Dana seguía temblando. Recordaba a Kai corriendo por el bosque, montado sobre Lunaestrella o campando a sus anchas por la granja en la que ambos habían pasado la niñez. Y pensar que ahora estaba... encerrado en un frasco, o en una botella... le partía el corazón.

—Voy a aceptar el trato —le dijo a Maritta—. Kai habría hecho lo mismo por mí.

Ella asintió.

—Entonces, hemos perdido —dijo solamente.

Dana la miró.

—Lo siento. Sabes que habría arriesgado mi vida por tu causa, Aonia. Pero no puedo arriesgar la de Kai. No se lo merece —se llevó las manos al cierre de la capa—. Sal de aquí, huye de la Torre; no dejes que te atrape a ti también.

La capa de camuflaje cayó al suelo en torno a sus pies. Por toda la Torre se oyó el aullido de triunfo del Maestro.

—Muy bien, querida alumna —dijo el mago—. ¿Aceptas, pues, el trato?

—Lo acepto —dijo ella con voz clara y firme.

Maritta gimió.

—Márchate —dijo Dana—. Vete antes de que yo caiga en sus manos, antes de que te descubra.

Maritta la miró un momento y después hizo un pase mágico con la mano. Inmediatamente desapareció, y Dana se halló a solas en la inmensa escalera de caracol.

—Eso está bien —dijo el Maestro—. Ve a la sala de pruebas, Dana. Nos veremos allí y hablaremos.

Dana se estremeció, pero siguió subiendo obedientemente las escaleras. La sala de pruebas estaba en la décima planta. Allí era donde se hacían los exámenes para cambiar de grado, y la chica no podía imaginar por qué el Maestro la había citado en aquel lugar.

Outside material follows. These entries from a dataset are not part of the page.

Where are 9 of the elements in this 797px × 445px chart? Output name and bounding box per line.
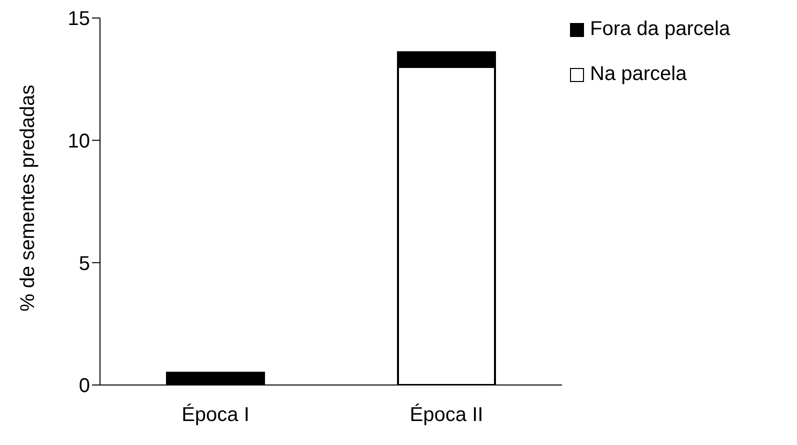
x-tick-label: Época I xyxy=(182,403,250,426)
y-tick-label: 5 xyxy=(78,252,90,275)
legend-label: Na parcela xyxy=(590,63,687,86)
y-axis-title: % de sementes predadas xyxy=(17,84,40,312)
legend-label: Fora da parcela xyxy=(590,18,730,41)
x-tick-label: Época II xyxy=(410,403,484,426)
y-tick-label: 15 xyxy=(68,8,90,30)
y-tick-label: 0 xyxy=(78,375,90,398)
y-tick-label: 10 xyxy=(68,130,90,152)
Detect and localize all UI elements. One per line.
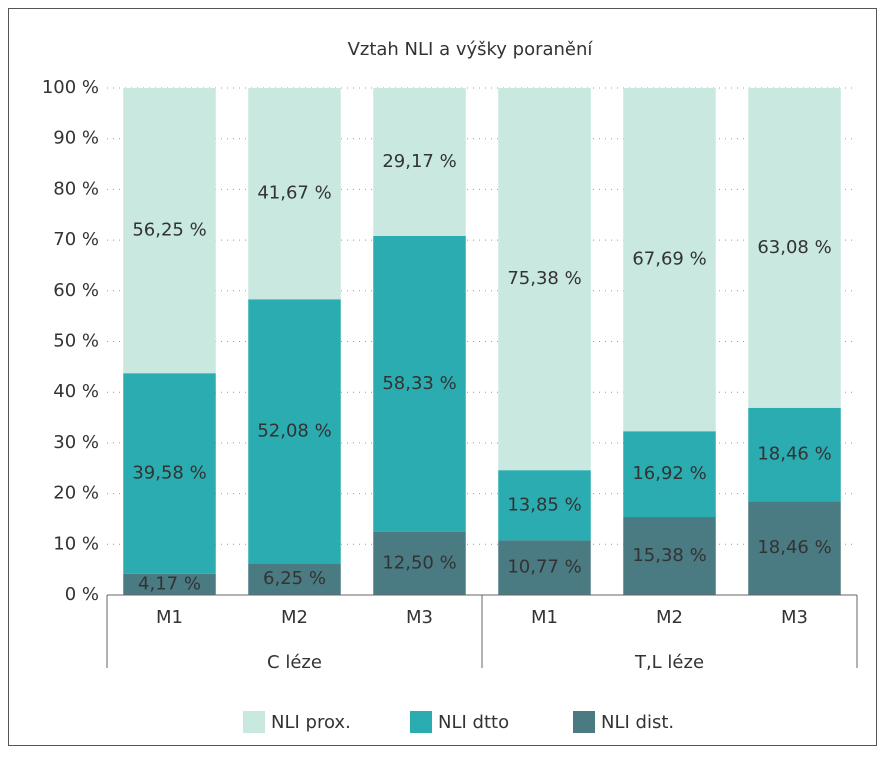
x-tick-label: M3	[406, 607, 433, 628]
y-tick-label: 80 %	[53, 178, 99, 199]
data-label: 39,58 %	[132, 463, 206, 484]
y-tick-label: 90 %	[53, 128, 99, 149]
y-tick-label: 70 %	[53, 229, 99, 250]
legend-label: NLI dist.	[601, 712, 674, 733]
data-label: 16,92 %	[632, 463, 706, 484]
bar-segment	[123, 373, 216, 574]
data-label: 67,69 %	[632, 249, 706, 270]
bar-segment	[248, 88, 341, 300]
y-tick-label: 50 %	[53, 331, 99, 352]
data-label: 15,38 %	[632, 545, 706, 566]
y-tick-label: 30 %	[53, 432, 99, 453]
y-tick-label: 10 %	[53, 533, 99, 554]
data-label: 18,46 %	[757, 444, 831, 465]
data-label: 58,33 %	[382, 373, 456, 394]
bar-segment	[123, 573, 216, 595]
bar-segment	[123, 88, 216, 374]
legend-swatch	[410, 711, 432, 733]
y-tick-label: 40 %	[53, 381, 99, 402]
x-tick-label: M2	[281, 607, 308, 628]
bar-segment	[623, 431, 716, 518]
bar-segment	[498, 540, 591, 595]
chart-title: Vztah NLI a výšky poranění	[348, 39, 594, 60]
x-tick-label: M2	[656, 607, 683, 628]
legend-label: NLI dtto	[438, 712, 509, 733]
data-label: 56,25 %	[132, 220, 206, 241]
data-label: 29,17 %	[382, 151, 456, 172]
legend-swatch	[573, 711, 595, 733]
data-label: 12,50 %	[382, 552, 456, 573]
data-label: 6,25 %	[263, 568, 326, 589]
bar-segment	[623, 517, 716, 595]
group-label: T,L léze	[634, 652, 704, 673]
y-tick-label: 20 %	[53, 483, 99, 504]
y-tick-label: 60 %	[53, 280, 99, 301]
x-tick-label: M3	[781, 607, 808, 628]
bar-segment	[748, 407, 841, 502]
bar-segment	[248, 299, 341, 564]
x-tick-label: M1	[531, 607, 558, 628]
bar-segment	[498, 470, 591, 541]
data-label: 41,67 %	[257, 183, 331, 204]
bar-segment	[623, 88, 716, 432]
data-label: 13,85 %	[507, 494, 581, 515]
data-label: 52,08 %	[257, 420, 331, 441]
bar-segment	[373, 88, 466, 236]
bar-segment	[248, 563, 341, 595]
data-label: 75,38 %	[507, 268, 581, 289]
bar-segment	[748, 88, 841, 408]
legend-swatch	[243, 711, 265, 733]
data-label: 10,77 %	[507, 557, 581, 578]
bar-segment	[373, 235, 466, 532]
data-label: 4,17 %	[138, 573, 201, 594]
bar-segment	[748, 501, 841, 595]
legend-label: NLI prox.	[271, 712, 351, 733]
y-tick-label: 100 %	[42, 77, 99, 98]
bar-segment	[373, 531, 466, 595]
group-label: C léze	[267, 652, 322, 673]
x-tick-label: M1	[156, 607, 183, 628]
data-label: 18,46 %	[757, 537, 831, 558]
data-label: 63,08 %	[757, 237, 831, 258]
bar-segment	[498, 88, 591, 471]
y-tick-label: 0 %	[65, 584, 99, 605]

Le llevó poco tiempo llegar, pero supo enseguida que el Amo de la Torre ya la estaba esperando. Empujó la puerta con suavidad y entró.

La sala de pruebas era un espacio rectangular cuyo suelo estaba recubierto de baldosas adornadas con signos arcanos que, sin embargo, dejaban libre un enorme círculo en el centro de la gran habitación. Las paredes estaban llenas de dibujos de distintos monstruos y criaturas mágicas, por lo que resultaba un lugar bastante inquietante. En el techo brillaban tres enormes lámparas de cristal; una emitía una luz roja, otra una luz violeta y la tercera una luz verde. Al fondo, entre dos enormes candelabros de seis brazos, se alzaba la Silla del Examinador, el trono donde se sentaba el Maestro para evaluar a sus alumnos.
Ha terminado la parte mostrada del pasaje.